Monitoring What Matters

Do Monitor

  • Critical paths: Payment processing, authentication, core API endpoints.
  • Scheduled jobs: Anything that runs on a cron — backups, data syncs, report generation.
  • Health check endpoints: Dedicated /health or /ready endpoints that verify database connectivity and downstream dependencies.
  • External dependencies: Use dependency tracking to monitor services you depend on but don't control.

Don't Monitor

  • Every endpoint: Focus on health check endpoints, not every route. Monitoring 50 individual routes creates noise without proportionally more signal.
  • Internal-only services from outbound checks: If a service isn't publicly accessible, outbound probes can't reach it. Use inbound heartbeats from an internal health check script instead.
  • Rapidly changing services: If a service is deployed many times per day, use deployment windows to suppress alerts during releases.

Heartbeat Patterns

Fire-and-Forget

The simplest pattern. Append a curl to your job:

./my-job.sh && curl -sf https://app.failsignal.com/api/signals/ping/TOKEN

If the job fails, the ping never fires, and IonHour detects the missing heartbeat.

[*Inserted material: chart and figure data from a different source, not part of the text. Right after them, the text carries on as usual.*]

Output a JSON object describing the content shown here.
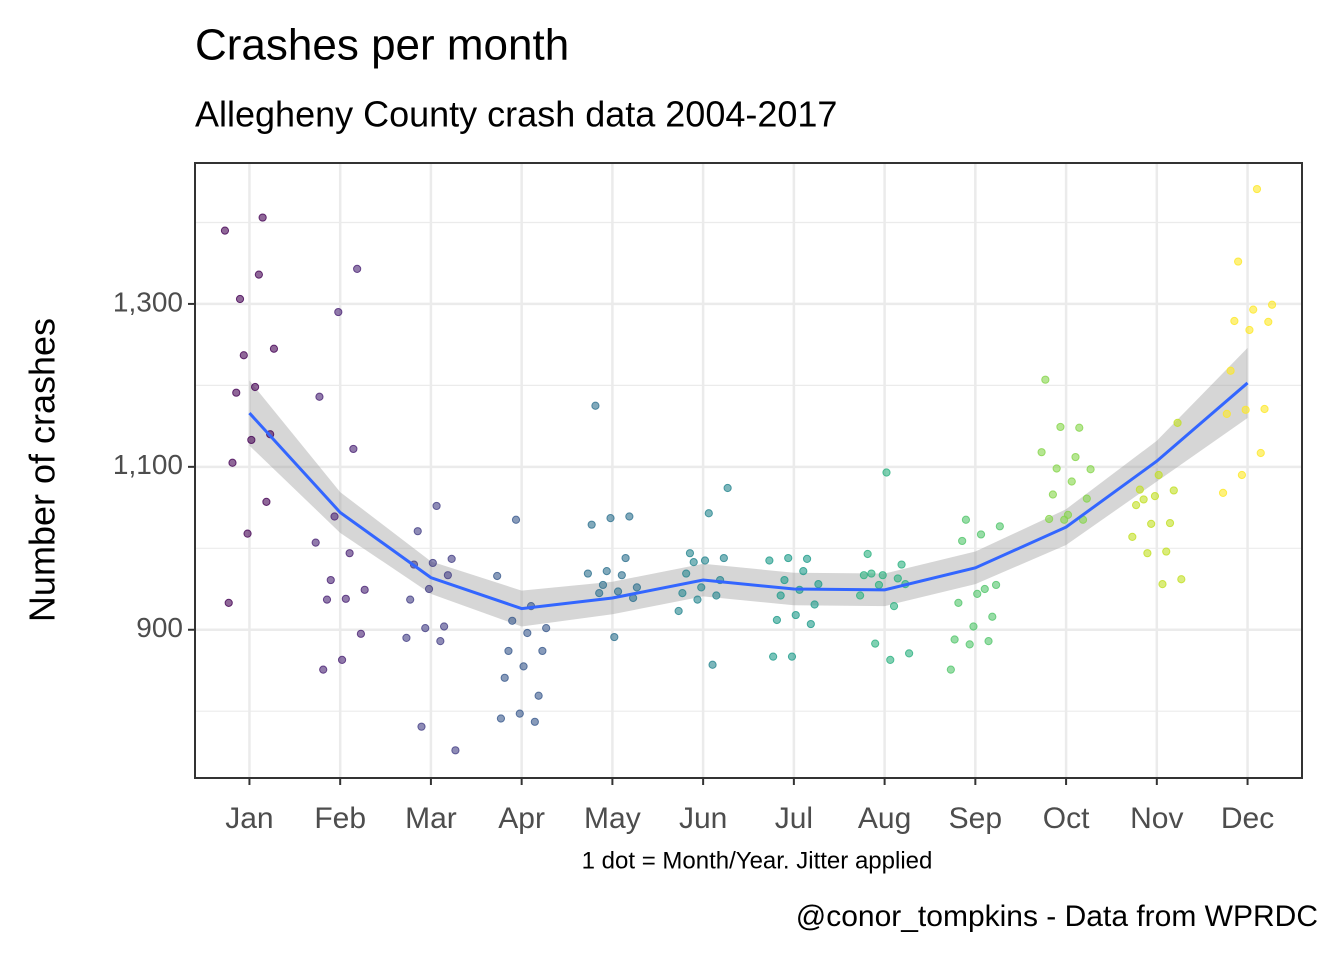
{
  "chart_data": {
    "type": "jitter",
    "title": "Crashes per month",
    "subtitle": "Allegheny County crash data 2004-2017",
    "y_label": "Number of crashes",
    "x_label": "1 dot = Month/Year. Jitter applied",
    "caption": "@conor_tompkins - Data from WPRDC",
    "categories": [
      "Jan",
      "Feb",
      "Mar",
      "Apr",
      "May",
      "Jun",
      "Jul",
      "Aug",
      "Sep",
      "Oct",
      "Nov",
      "Dec"
    ],
    "colors": [
      "#440154",
      "#482173",
      "#433E85",
      "#38598C",
      "#2D708E",
      "#25858E",
      "#1E9B8A",
      "#2BB07F",
      "#51C56A",
      "#85D54A",
      "#C2DF23",
      "#FDE725"
    ],
    "points": [
      [
        1390,
        1336,
        1306,
        1245,
        1198,
        1191,
        1140,
        1133,
        1105,
        1057,
        1018,
        933,
        1406,
        1237
      ],
      [
        1343,
        1290,
        1186,
        1122,
        1039,
        1007,
        994,
        961,
        949,
        938,
        937,
        895,
        863,
        851
      ],
      [
        1052,
        1021,
        987,
        982,
        980,
        967,
        950,
        937,
        904,
        902,
        890,
        886,
        781,
        752
      ],
      [
        1035,
        966,
        929,
        911,
        902,
        896,
        874,
        874,
        855,
        841,
        819,
        797,
        791,
        787
      ],
      [
        1175,
        1039,
        1037,
        1029,
        988,
        972,
        969,
        967,
        955,
        952,
        947,
        945,
        939,
        891
      ],
      [
        1074,
        1043,
        994,
        988,
        985,
        969,
        961,
        952,
        945,
        942,
        937,
        923,
        857,
        983
      ],
      [
        987,
        988,
        985,
        972,
        961,
        956,
        949,
        942,
        931,
        918,
        912,
        907,
        867,
        867
      ],
      [
        1093,
        993,
        980,
        967,
        967,
        963,
        955,
        942,
        929,
        883,
        871,
        863,
        969,
        956
      ],
      [
        1035,
        1027,
        1017,
        1009,
        955,
        944,
        933,
        916,
        904,
        888,
        886,
        882,
        851,
        950
      ],
      [
        1207,
        1148,
        1149,
        1118,
        1112,
        1098,
        1097,
        1082,
        1066,
        1061,
        1041,
        1036,
        1035,
        1035
      ],
      [
        1154,
        1090,
        1072,
        1071,
        1064,
        1053,
        1031,
        1030,
        1014,
        996,
        994,
        962,
        956,
        1060
      ],
      [
        1441,
        1352,
        1299,
        1293,
        1279,
        1278,
        1268,
        1218,
        1171,
        1170,
        1165,
        1117,
        1090,
        1068
      ]
    ],
    "smooth": {
      "color": "#3366FF",
      "band_color": "#999999",
      "values": [
        1166,
        1044,
        964,
        926,
        939,
        961,
        950,
        949,
        976,
        1026,
        1107,
        1203
      ],
      "lower": [
        1126,
        1019,
        944,
        904,
        919,
        941,
        930,
        929,
        956,
        1004,
        1082,
        1160
      ],
      "upper": [
        1206,
        1069,
        984,
        948,
        959,
        981,
        970,
        969,
        996,
        1048,
        1132,
        1246
      ]
    },
    "ylim": [
      718,
      1473
    ],
    "yticks": [
      900,
      {
        "value": 1100,
        "label": "1,100"
      },
      {
        "value": 1300,
        "label": "1,300"
      }
    ],
    "y_minor_ticks": [
      800,
      1000,
      1200,
      1400
    ],
    "grid": true
  }
}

Success-Only with Error Context

Ping on success, but include error information when things fail:

if ./my-job.sh 2>error.log; then
  curl -sf https://app.failsignal.com/api/signals/ping/TOKEN
else
  # Job failed — don't ping. IonHour will detect the missed heartbeat.
  # Optionally log the error for your own records.
  cat error.log >> /var/log/job-failures.log
fi

Rich Payload

Send structured metadata with each heartbeat:

START=$(date +%s)
./my-job.sh
EXIT_CODE=$?
END=$(date +%s)
DURATION=$((END - START))

if [ $EXIT_CODE -eq 0 ]; then
  curl -sf -X POST https://app.failsignal.com/api/signals/ping/TOKEN \
    -H "Content-Type: application/json" \
    -d "{\"duration\": $DURATION, \"exit_code\": $EXIT_CODE}"
fi

The duration field is extracted by IonHour and tracked as avgDurationMs in the check's rolling analytics.

Wrapper Function

For repeated use, wrap the ping in a function:

failsignal_ping() {
  local token="$1"
  curl -sf --max-time 10 --retry 2 \
    "https://app.failsignal.com/api/signals/ping/$token" > /dev/null 2>&1
}

# Usage
./backup.sh && failsignal_ping "YOUR_TOKEN"
./etl.sh && failsignal_ping "ANOTHER_TOKEN"

Multi-Region Strategy

For outbound checks, use multiple regions to distinguish between your service being down and a network issue between one probe region and your service.

Service TypeRegionsWhy
Single-region service1 region (colocated)Probe from the same region your service runs in. Adding distant regions introduces latency variance that can cause false timeouts.
Multi-region service2–3 regionsProbe from each region your service is deployed in.
Global serviceAll 3 regionsus-east-1, eu-west-1, ap-southeast-1 for worldwide coverage.

Consensus Behavior

With 3 regions and default thresholds (failAfterConsecutive=3, resolveAfterConsecutiveSuccess=2):

  • A network issue in one region won't trigger an incident (only 1 of 3 regions fails).
  • A real outage affecting 2+ regions triggers an incident (majority consensus reached).
  • Recovery requires all 3 regions to see 2 consecutive successes (conservative, prevents premature resolution).